著者とアレックス(とその他のヨウム)の日々がエッセイとして綴られるのだが、根気強い学習実験に脱帽。そして研究費を獲得するため書類を提出し、研究を続けるための場を求めて全米の大学や研究機関を点々とするその境遇に、任期付き研究者の友人たちを思い出して胃が痛くなる。
これまでにないジャンルの研究だと教員の枠がなかったのもあるだろうし、当時の大学はまだ男性社会だから、女性研究者である著者は採用を後回しにされがちだっただろうし、それにあちらはキリスト教世界、人と動物の境界が曖昧になることに対する感情的な忌避感もあっただろう。
本の冒頭にアレックスの生前の写真が何枚も載っているのだが、真面目な顔をしているときと、何か悪いことを考えていそうなときの顔つきが全然違うのが、元インコ飼いとして笑える。
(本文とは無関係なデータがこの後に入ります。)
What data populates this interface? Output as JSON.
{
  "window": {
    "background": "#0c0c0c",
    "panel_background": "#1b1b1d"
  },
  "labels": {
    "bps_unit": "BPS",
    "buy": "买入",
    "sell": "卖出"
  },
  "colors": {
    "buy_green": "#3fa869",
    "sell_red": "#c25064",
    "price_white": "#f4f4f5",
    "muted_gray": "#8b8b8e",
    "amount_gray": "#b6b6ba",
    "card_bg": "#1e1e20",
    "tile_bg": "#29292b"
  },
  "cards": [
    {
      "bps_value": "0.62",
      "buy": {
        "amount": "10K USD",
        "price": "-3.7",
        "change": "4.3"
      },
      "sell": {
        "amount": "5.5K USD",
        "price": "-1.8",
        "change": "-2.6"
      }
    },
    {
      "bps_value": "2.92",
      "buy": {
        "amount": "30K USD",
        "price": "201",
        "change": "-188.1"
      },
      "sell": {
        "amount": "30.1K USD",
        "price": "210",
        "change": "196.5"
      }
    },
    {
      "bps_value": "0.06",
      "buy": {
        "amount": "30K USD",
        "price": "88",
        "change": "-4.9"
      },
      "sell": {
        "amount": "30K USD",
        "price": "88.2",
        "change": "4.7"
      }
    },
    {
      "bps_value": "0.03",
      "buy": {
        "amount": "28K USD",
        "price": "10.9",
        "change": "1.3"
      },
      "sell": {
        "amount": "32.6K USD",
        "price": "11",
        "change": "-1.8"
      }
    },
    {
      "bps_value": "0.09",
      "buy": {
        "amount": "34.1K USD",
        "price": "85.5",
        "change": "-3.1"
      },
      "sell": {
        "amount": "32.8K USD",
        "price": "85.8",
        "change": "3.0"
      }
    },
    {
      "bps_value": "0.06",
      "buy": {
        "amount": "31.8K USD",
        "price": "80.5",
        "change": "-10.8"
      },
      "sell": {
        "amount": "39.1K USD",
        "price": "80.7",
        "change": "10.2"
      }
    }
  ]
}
鳥は結構感情が顔に出るし、自己主張のある生き物だ。


2021年03月05日(金) 普通じゃない

子どもよ、普通のお母さんは箱一杯に刺繍糸を盛っていたりアンモナイトの化石が引き出しに入っていたりしないし、普通のお父さんは家のデッキでスキー板にホットワックスかけたりしません。


2021年03月04日(木) 誕生日

また一つ歳を取った。といってもあまり変わりない日々だ。50になるといろいろ違うのかな。


2021年03月03日(水) 「柿の種」

寺田寅彦「柿の種」読了。
中学受験の日曜テストで「団栗」を読んだのが寺田との出会いだ。それにしても「団栗」は衝撃的だった。問題文を解いた後も何度も暗記するほど読み返し、問題文は後で処分してしまったので作者名を探すのに往生し、そのうちきょうだいが同じ問題を解き始めたので作者名が再確認でき、以来、折に触れ読み返すときがある。
理系の人らしき冷静な嗜好と漱石門下らしい余計なことをぐるぐる考えてしまう感じ(笑)ニヤニヤしながら読む。この人は近くにいると絶対面白いはず・・・。短文の中にちょいちょい顔を出す「お父さん感」が微笑ましいのであった。